Pierre Niney and ?? ? in Frantz
Pierre Niney and Paula Beer in Frantz

Whilst attempting to come to terms with the loss, Anna's hand in marriage is requested by local nationalist, Kreutz (Johan von Bülow)​​​​. Seeking refuge from his advances, she regularly visits Frant'z grave where one day she sees a young Frenchman paying his respects. Under the auspices of being unwell, this man, Adrien Rivoire (Niney), visits Anna's former father-in-law (Ernst Stö​tzner), the local doctor. Upon discovering his nationality, his would-be patient is shown to the door.

A mellowing of resentment, thanks in large part to mother-in-law Magda (Marie Gruber), Adrien is allowed back into their home because they want to hear about his relationship with Frantz and about their time spent studying together in Paris. A flood of colour fills the screen when nostalgic, happy reminiscing lifts the tone and mood of all assembled. Though as is so often the case with Ozon's work allusion, ambiguity and suggestion mean that Frantz is rife for debate and multiple readings. Did Adrien and Frantz have more than a mere friendship? What were the circumstances of his death? Will Anna and Adrien form a romantic union?

If the colour has gone from Anna's current life then it is musicality which has been lost from Adrien's.

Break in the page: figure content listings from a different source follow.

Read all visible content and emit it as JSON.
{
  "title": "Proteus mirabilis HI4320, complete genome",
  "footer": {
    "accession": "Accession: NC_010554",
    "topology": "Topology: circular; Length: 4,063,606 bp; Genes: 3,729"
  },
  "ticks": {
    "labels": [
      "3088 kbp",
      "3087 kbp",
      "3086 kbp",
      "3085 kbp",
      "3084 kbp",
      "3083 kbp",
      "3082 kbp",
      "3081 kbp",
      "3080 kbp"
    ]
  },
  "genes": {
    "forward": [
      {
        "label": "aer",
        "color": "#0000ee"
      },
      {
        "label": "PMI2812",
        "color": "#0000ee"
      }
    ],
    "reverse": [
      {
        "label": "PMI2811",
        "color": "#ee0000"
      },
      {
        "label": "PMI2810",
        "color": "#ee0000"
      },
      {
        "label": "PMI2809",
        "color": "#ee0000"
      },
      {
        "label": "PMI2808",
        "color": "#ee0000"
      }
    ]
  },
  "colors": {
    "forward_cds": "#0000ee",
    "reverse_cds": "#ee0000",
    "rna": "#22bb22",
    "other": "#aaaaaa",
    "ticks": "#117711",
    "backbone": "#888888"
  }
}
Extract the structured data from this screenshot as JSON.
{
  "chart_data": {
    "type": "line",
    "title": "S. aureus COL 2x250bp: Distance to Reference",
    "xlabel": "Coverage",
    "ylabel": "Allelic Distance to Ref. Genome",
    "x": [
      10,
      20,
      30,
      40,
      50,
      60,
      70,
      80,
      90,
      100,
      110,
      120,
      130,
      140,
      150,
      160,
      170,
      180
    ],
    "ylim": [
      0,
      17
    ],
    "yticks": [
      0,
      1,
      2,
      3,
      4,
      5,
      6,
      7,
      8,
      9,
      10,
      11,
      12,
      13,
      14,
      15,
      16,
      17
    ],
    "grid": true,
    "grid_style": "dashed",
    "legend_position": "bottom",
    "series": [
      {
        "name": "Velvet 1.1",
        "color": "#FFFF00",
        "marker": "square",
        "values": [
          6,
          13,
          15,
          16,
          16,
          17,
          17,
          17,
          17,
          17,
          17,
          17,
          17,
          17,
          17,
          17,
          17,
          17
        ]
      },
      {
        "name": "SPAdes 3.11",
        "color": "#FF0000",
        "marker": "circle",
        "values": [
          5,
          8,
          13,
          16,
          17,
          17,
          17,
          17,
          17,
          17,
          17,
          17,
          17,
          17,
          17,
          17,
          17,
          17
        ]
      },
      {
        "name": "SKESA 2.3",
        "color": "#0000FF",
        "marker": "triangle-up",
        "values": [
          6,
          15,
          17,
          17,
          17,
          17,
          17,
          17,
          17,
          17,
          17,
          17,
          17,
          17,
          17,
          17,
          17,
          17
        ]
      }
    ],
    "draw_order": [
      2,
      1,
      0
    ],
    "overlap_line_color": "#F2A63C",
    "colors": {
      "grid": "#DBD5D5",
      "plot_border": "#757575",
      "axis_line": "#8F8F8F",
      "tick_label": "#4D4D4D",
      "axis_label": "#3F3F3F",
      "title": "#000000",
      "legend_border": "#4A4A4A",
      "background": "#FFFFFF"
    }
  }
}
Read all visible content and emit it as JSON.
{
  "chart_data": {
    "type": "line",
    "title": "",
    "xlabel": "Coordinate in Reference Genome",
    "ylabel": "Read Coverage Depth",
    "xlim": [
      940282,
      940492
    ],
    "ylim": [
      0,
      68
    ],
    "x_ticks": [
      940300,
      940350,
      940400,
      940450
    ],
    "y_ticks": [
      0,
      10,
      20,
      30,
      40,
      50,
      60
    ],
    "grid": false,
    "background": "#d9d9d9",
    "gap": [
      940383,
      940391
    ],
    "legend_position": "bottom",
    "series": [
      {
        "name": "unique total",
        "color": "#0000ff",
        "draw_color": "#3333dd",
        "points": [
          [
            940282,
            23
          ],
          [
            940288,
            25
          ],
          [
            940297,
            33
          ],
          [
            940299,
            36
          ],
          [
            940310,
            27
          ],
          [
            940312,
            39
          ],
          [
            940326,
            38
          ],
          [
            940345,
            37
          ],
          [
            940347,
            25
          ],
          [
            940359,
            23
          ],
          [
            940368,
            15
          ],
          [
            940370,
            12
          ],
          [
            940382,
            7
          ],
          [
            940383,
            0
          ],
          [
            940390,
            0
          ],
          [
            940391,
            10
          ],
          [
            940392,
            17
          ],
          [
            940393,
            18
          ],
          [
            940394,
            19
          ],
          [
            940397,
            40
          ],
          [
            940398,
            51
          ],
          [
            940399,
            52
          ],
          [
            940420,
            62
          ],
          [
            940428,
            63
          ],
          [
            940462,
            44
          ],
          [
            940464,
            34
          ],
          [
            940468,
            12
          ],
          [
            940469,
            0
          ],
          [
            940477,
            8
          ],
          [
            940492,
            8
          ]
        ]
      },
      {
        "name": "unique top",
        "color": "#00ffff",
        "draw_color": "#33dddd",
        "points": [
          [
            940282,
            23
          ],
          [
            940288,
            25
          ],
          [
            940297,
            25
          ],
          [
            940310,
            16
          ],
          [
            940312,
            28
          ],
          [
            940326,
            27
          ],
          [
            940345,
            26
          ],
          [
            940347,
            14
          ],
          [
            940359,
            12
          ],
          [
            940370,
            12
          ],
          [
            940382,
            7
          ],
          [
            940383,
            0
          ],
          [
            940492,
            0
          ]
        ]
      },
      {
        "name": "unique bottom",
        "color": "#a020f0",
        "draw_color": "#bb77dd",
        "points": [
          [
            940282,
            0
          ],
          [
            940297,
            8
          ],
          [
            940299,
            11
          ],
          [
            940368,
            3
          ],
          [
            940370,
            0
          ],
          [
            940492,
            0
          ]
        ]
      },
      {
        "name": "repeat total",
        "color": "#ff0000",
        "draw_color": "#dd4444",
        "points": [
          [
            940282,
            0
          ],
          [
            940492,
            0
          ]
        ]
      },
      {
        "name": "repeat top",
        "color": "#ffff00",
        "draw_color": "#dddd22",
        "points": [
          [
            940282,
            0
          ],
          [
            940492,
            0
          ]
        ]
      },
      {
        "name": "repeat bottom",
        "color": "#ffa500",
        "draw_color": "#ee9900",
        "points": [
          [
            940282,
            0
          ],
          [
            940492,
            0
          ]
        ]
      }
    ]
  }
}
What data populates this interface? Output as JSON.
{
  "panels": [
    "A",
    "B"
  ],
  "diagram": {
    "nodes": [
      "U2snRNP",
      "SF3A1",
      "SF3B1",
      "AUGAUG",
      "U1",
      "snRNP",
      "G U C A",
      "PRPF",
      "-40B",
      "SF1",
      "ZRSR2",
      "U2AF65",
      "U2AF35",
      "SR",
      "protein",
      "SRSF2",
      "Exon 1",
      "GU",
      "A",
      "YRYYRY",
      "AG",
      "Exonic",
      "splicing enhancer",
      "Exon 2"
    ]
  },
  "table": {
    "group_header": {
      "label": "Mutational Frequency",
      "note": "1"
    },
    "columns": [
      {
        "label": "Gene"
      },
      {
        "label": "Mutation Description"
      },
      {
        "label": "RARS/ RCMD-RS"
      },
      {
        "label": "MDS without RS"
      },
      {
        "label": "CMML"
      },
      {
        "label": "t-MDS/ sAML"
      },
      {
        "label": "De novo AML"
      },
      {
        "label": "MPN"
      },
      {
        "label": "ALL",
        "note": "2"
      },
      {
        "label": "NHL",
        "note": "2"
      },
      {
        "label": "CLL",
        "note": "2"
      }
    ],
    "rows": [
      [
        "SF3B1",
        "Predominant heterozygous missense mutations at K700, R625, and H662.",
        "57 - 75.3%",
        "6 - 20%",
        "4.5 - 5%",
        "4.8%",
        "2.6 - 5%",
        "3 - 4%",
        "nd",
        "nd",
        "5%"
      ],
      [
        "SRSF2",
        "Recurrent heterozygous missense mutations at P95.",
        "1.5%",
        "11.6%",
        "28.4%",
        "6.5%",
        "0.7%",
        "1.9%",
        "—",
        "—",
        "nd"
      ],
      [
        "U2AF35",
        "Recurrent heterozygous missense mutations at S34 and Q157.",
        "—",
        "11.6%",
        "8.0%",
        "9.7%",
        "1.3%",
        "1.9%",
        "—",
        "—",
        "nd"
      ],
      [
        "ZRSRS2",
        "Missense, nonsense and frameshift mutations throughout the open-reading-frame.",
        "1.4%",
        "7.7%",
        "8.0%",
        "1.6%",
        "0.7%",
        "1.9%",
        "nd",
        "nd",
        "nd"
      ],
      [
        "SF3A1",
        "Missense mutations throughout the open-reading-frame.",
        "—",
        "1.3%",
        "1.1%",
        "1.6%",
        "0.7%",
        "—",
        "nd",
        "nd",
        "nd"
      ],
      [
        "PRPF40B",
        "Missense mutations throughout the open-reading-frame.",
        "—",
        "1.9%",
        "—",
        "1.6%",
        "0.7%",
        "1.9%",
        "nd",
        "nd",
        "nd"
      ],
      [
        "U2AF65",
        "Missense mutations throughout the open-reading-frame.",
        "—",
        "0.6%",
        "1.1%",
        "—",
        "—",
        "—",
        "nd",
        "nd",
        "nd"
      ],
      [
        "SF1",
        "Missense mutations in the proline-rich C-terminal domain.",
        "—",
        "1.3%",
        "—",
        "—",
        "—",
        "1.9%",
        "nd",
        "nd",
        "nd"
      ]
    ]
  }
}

Each shell-shocked on a sensory level by Frantz's absence, Adrien is unable to play the violin as he no longer hears the notes. Answers to the questions above lead to a see-sawing between the German town and the French capital and a series of hand-written correspondence where truth, compassion, understanding and forgiveness are sought on both sides. The film's reserved attitude will split opinion but as a study of grief, affairs of the heart and the futility of recrimination as well as war, Frantz is a solid period piece.